In this video, Sean takes in the beautiful Australian scenery and talks about the first Riding
On Insulin Camp in the land down under.
This summer, my wife Mollie and I hosted our first Riding On Insulin diabetes camp in Australia—and what an adventure it was. As big fans of the country, we were both stoked to bring our programs to Victoria, especially after such successful events in New Zealand.
We flew into Melbourne and immediately headed out of town toward the mountains. We were fortunate to stay with the parents of a Team Type 1 affiliate, and also an Omnipod wearer, in the countryside about an hour from Mt. Baw Baw. Mt. Baw Baw isn’t a huge resort, but I will say this: the people we worked with there were some of the nicest resort people we’ve ever met. They were so generous with our program and their support really showed us how successful the event really was. We had 18 kids from across Australia attend—most were from Victoria, but two families came from New South Wales. They were at all ability levels and they had an absolute blast.

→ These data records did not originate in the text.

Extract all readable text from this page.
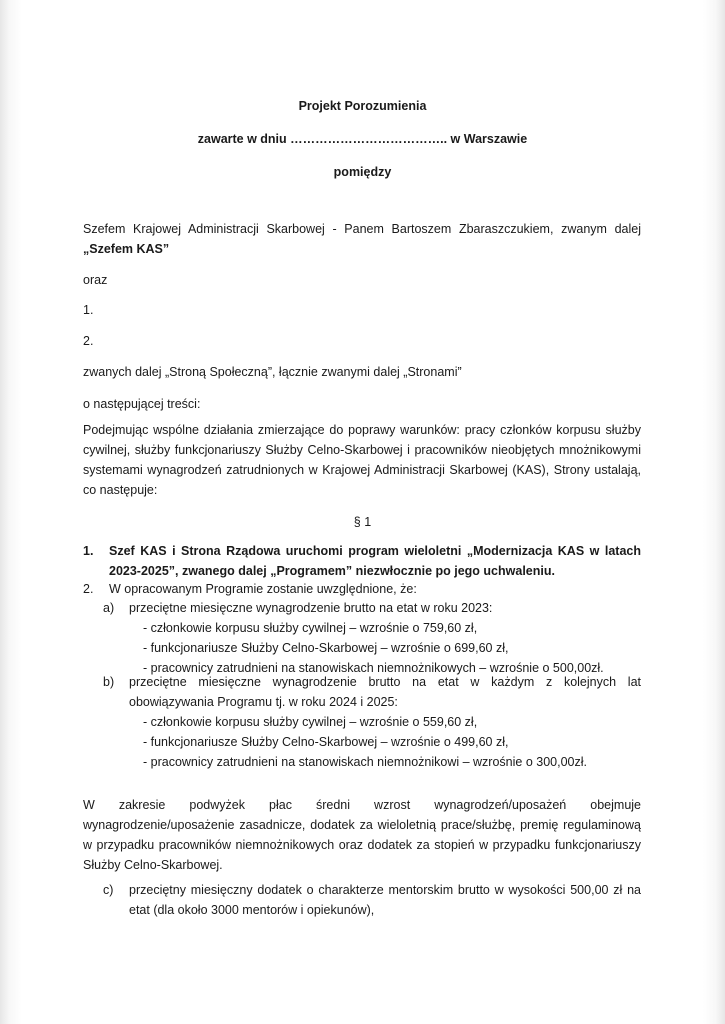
Projekt Porozumienia
zawarte w dniu ……………………………….. w Warszawie
pomiędzy
Szefem Krajowej Administracji Skarbowej - Panem Bartoszem Zbaraszczukiem, zwanym dalej
„Szefem KAS”
oraz
1.
2.
zwanych dalej „Stroną Społeczną”, łącznie zwanymi dalej „Stronami”
o następującej treści:
Podejmując wspólne działania zmierzające do poprawy warunków: pracy członków korpusu służby cywilnej, służby funkcjonariuszy Służby Celno-Skarbowej i pracowników nieobjętych mnożnikowymi systemami wynagrodzeń zatrudnionych w Krajowej Administracji Skarbowej (KAS), Strony ustalają, co następuje:
§ 1
1. Szef KAS i Strona Rządowa uruchomi program wieloletni „Modernizacja KAS w latach 2023-2025”, zwanego dalej „Programem” niezwłocznie po jego uchwaleniu.
2. W opracowanym Programie zostanie uwzględnione, że:
a) przeciętne miesięczne wynagrodzenie brutto na etat w roku 2023:
- członkowie korpusu służby cywilnej – wzrośnie o 759,60 zł,
- funkcjonariusze Służby Celno-Skarbowej – wzrośnie o 699,60 zł,
- pracownicy zatrudnieni na stanowiskach niemnożnikowych – wzrośnie o 500,00zł.
b) przeciętne miesięczne wynagrodzenie brutto na etat w każdym z kolejnych lat obowiązywania Programu tj. w roku 2024 i 2025:
- członkowie korpusu służby cywilnej – wzrośnie o 559,60 zł,
- funkcjonariusze Służby Celno-Skarbowej – wzrośnie o 499,60 zł,
- pracownicy zatrudnieni na stanowiskach niemnożnikowi – wzrośnie o 300,00zł.
W zakresie podwyżek płac średni wzrost wynagrodzeń/uposażeń obejmuje wynagrodzenie/uposażenie zasadnicze, dodatek za wieloletnią prace/służbę, premię regulaminową w przypadku pracowników niemnożnikowych oraz dodatek za stopień w przypadku funkcjonariuszy Służby Celno-Skarbowej.
c) przeciętny miesięczny dodatek o charakterze mentorskim brutto w wysokości 500,00 zł na etat (dla około 3000 mentorów i opiekunów),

I’m always amazed by the resiliency of the campers we have at Riding On Insulin. No matter what the conditions are (in Australia’s case, it was a rainy morning!), they are incredibly stoked to be on snow and learning to ski or ride. They fall and they fall and they fall—and yet, they have the time of their lives.
One funny story from the weekend was during our stay at Mt. Baw Baw in the Frosti Lodge. We rented out the lodge to accommodate the numerous volunteers who came up to stay for the weekend. And on Friday night, I heard a mouse in our room, rummaging around in the emergency glucose next to the bed. I woke Mollie up (which she wasn’t happy about) and we tried to find it, but to no avail. Luckily most of my glucose survived.
The next day, I was having breakfast before camp started and I noticed a poster on the kitchen door talking about the native rats to the Mt. Baw Baw area and how people are not allowed to trap or kill the rodents. Thus—our friendly visitor the night before was totally allowed to be where he was. It’s just part of the Australian fun (and we just need to make sure to keep our glucose in a place where rats can’t access it!).
I know I speak for Mollie and I when I say we can’t WAIT to get back to Australia next August.